A construção da maldade — Como ocorreu a destruição da segurança pública brasileira

“A construção da maldade” é um Those type oflivro que chega com o impacto de um alerta. O autor Costas, que combina memória de rua e rigor de análise, mapeia com detalhes como a segurança pública brasileira foi sendo desmontada, passo a passo, até tornar-se o sistema instável e vulnerável que conhecemos. Não é um texto feito para confirmar pré-julgamentos, mas para incitar perguntas incómodas — e isso faz toda a diferença.

Do ponto de partida à escalada

O livro начинает by laying out o diagnóstico: a arquitetura institucional perdeu coordenação, as fronteiras entre polícia, justiça e gestão estratégica foram erosionadas e as métricas viraram um fim em si mesmas. A partir daí, a narrativa acompanha uma escalada de pequenas concessões que, acumuladas, alteraram o caráter do sistema. É o tipo de análise que consegue ser técnica sem perder o fio da meada humana: quando o foco vira “apagar incêndios”, a prevenção e o investimento estrutural são os primeiros a sair pela janela.

Quando ozwietlenia “operação” passa a ser a estratégia

Um dos pontos fortes da obra é mostrar como operações pontuais e midiáticas foram incorporadas como política de Estado. O efeito imediato de redução de indicadores cria uma ilusão de controle. O problema é que a sustentabilidade se esvai quando a lógica privilegia picos e não curvas. O autor traz exemplos que extrapolam o aspecto tático e revelam trocas de prioridades que corroem a confiança entre polícia e população — insumo indispensável para qualquer estratégia que queira durar.

Dados, linguagem e accountability

O livro não renuncia aos números, mas também não os idolatra. Há uma crítica saudável às métricas que viraram vitrines: o que se mede e como se mede acaba moldando o que se faz. A discussão sobre transparência e accountability aparece sem moralismo. O autor lista deslizes comuns — de relatórios que “limpam” séries históricas a práticas de contagem que otimizam o presente e degradam o futuro — e propõe regras de jogo mais claras. São sugestões pragmáticas, nem utopia nem conformismo.

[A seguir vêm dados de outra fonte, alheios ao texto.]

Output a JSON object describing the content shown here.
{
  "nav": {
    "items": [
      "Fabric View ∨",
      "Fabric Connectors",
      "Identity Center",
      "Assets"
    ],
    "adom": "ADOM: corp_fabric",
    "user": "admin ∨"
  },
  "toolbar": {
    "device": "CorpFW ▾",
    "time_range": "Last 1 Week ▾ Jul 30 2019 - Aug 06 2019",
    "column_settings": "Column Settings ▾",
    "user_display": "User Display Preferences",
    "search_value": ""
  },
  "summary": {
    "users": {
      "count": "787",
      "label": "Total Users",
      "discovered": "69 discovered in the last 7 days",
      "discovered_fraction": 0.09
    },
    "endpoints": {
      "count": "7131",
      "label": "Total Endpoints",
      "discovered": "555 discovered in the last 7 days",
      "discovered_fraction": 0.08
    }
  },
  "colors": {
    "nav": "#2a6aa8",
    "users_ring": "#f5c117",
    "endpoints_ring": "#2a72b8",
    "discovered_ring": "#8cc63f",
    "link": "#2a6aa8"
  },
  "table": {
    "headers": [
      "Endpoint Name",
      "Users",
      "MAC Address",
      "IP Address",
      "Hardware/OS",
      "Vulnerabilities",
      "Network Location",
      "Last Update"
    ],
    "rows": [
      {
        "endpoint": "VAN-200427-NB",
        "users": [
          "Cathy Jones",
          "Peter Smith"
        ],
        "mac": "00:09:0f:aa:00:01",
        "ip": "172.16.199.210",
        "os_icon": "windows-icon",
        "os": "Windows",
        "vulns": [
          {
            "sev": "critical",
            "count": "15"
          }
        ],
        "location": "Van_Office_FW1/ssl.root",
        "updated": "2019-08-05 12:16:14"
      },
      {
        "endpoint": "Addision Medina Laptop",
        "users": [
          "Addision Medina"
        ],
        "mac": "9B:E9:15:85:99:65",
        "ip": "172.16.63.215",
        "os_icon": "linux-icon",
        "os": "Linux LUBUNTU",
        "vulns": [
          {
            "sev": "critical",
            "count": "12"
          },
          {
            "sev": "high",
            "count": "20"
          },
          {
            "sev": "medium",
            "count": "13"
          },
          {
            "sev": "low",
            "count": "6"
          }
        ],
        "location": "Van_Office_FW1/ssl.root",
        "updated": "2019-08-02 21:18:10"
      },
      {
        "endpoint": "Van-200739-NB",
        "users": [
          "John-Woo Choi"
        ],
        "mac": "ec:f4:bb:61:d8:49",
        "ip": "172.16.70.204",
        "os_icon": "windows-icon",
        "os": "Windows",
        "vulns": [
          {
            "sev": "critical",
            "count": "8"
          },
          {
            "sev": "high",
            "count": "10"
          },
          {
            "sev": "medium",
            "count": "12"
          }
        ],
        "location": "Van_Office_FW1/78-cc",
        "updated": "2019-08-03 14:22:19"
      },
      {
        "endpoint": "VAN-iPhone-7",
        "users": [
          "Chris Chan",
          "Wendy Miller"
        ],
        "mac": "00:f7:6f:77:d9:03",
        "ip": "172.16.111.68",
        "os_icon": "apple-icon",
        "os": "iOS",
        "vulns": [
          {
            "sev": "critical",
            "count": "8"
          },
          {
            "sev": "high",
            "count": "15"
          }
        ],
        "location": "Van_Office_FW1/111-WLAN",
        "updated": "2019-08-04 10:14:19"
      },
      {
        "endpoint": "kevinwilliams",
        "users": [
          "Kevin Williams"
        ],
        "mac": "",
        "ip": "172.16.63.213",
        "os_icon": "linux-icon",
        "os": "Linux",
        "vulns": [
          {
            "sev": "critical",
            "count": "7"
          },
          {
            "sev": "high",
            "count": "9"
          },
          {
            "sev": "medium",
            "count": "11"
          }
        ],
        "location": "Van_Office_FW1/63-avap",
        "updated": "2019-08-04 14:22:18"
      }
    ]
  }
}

Pessoas, procedimentos e a cultura da conversa difícil

Outra camada do argumento toca o fator humano: formação, supervisão, feedback. Quando a cultura institucional evita confronto virtuoso sobre erros e acertos, a organização perde capacidade de aprender. O texto argumenta que procedimentos robustos não sufocam a iniciativa — eles a protegem. É um posicionamento que appealing to quem atua na linha de frente e também a gestores que precisam equilibrar metas com bom senso.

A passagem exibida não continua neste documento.